Militär

Mit Allah für Zion

Tagelang war ich bei unendlich vielen Beduinen im Negev. Diverse NGOs hatten mich dort hingeschleppt, um mir vorzuführen, wie schlecht die israelischen Juden die Beduinen behandeln. Jetzt ist es an der Zeit, überlege ich, zur Abwechslung mal einen Beduinen kennenzulernen, der ohne NGO-Helfer an seiner Seite über sich und sein Volk erzählen kann.

Also reise ich in den Norden, um Oberstleutnant Magdi Mazarib zu treffen, den Kommandeur der Fährtensucher der israelischen Streitkräfte. Die Fährtensucher sind eine Einheit der Armee, bestehend aus Arabern, die an Israels Grenze wachen und ihr Leben riskieren, um Juden vor arabischen Eindringlingen zu schützen. In meinen Ohren klingt das wie eine Märchenerzählung. Mal sehen, ob es diese Leute tatsächlich gibt.

gebetskette Willkommen in Magdis Königreich. Der Oberstleutnant sitzt im Büro seines Armeepostens, ein breites Lächeln im Gesicht, und wirkt so, wie man sich einen Bilderbuchscheich vorstellt. Um ihn herum junge Beduinen, allesamt Zahal-Soldaten, die begierig und mit größtem Respekt jedem Wort lauschen, das von seinen Lippen kommt.

Dieser Magdi ist eine richtige Type, kein Zweifel. Als ich hereinkomme, sehe ich, dass er einen Rosenkranz in der Hand hält, und frage ihn, ob er Christ ist. »Möchten Sie es haben?«, ist seine Antwort, und er reicht ihn mir.

Kaum durch die Tür getreten, gibt es schon Geschenke. Das gefällt mir.

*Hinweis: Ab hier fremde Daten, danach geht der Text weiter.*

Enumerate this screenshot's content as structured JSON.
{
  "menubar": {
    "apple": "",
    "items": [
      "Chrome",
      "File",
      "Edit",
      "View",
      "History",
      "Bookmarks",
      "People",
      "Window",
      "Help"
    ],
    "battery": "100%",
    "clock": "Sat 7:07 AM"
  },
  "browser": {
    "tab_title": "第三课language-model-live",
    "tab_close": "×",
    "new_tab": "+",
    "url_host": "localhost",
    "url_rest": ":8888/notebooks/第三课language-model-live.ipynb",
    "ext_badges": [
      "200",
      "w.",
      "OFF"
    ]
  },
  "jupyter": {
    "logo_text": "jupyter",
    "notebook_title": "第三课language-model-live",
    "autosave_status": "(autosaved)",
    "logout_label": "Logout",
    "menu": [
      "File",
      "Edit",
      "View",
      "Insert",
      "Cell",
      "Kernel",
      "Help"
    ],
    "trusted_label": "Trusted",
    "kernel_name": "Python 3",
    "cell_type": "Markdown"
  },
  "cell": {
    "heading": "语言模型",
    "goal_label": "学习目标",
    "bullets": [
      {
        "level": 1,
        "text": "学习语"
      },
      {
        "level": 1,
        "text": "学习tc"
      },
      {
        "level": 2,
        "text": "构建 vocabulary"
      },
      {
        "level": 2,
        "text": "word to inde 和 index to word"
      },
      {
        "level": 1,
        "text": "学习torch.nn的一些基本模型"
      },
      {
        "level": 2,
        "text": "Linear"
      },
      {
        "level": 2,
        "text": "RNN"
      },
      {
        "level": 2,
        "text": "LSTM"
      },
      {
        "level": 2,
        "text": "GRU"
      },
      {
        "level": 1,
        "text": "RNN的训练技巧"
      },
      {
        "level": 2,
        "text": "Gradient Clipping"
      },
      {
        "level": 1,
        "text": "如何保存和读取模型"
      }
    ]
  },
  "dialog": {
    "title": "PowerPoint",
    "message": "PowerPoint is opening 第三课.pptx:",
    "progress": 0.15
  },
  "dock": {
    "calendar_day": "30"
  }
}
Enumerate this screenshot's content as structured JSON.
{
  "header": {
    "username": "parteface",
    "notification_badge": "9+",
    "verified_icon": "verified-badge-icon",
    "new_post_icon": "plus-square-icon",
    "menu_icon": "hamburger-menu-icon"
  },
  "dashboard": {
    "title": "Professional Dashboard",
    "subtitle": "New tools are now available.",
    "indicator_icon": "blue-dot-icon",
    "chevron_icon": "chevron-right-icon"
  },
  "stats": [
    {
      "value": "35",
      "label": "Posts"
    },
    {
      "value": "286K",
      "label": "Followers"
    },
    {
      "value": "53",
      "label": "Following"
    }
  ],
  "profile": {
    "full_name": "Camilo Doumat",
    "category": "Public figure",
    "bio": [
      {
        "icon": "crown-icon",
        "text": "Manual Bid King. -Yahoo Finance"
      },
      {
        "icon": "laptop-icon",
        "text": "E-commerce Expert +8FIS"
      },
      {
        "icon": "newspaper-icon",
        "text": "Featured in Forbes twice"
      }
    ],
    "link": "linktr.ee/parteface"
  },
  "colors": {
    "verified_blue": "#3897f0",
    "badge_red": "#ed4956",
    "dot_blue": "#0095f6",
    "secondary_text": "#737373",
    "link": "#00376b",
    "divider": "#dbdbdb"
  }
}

Jetzt, da ich den Rosenkranz in meiner Hand halte, erkenne ich, dass es sich um eine islamische Gebetskette handelt, Misbaha genannt, mit Perlen, die für die 99 Namen Allahs stehen.

Wir setzen unsere Unterhaltung fort. »Stehen die Beduinen loyal zu Israel?«, will ich wissen. »Ich bin Araber«, antwortet der Oberstleutnant: »Stolzer Araber, Muslim, Sunni. Und ich bin auch Israeli. Das widerspricht sich nicht.«

Als ich vor über 30 Jahren in Israel lebte, traf ich nie auf Beduinen, die von sich sagten, sie seien Palästinenser, erzähle ich. Aber das hat sich offenbar geändert. Die Beduinen, die ich jetzt kennengelernt habe, definieren sich alle als palästinensisch. Magdi ist von meiner Entdeckung nicht sonderlich beeindruckt: »Eine Frau ist immer nur einem Mann treu, nicht zweien.«

Ich habe mit Beduinen im Negev gesprochen, berichte ich weiter, die mir gesagt haben: »Die Juden haben uns unter Kontrolle. Wir wollen die Juden nicht.«

»In welchen Dörfern im Negev waren Sie?«, fragt Magdi.

»Al-Sira, Al Araqeeb, Abu Kweider ...«

»Ich erzähle Ihnen mal was über Abu Kweider.« Aber vorher erteilt der Offizier mir erst einmal Nachhilfeunterricht. »Wir sind Beduinen, nicht Drusen.« Beduinendörfer bestehen aus Stämmen, erklärt er mir, und das Dorf Abu Kweider ist da keine Ausnahme.

»Und wer sind die Abu Kweiders?«, frage ich.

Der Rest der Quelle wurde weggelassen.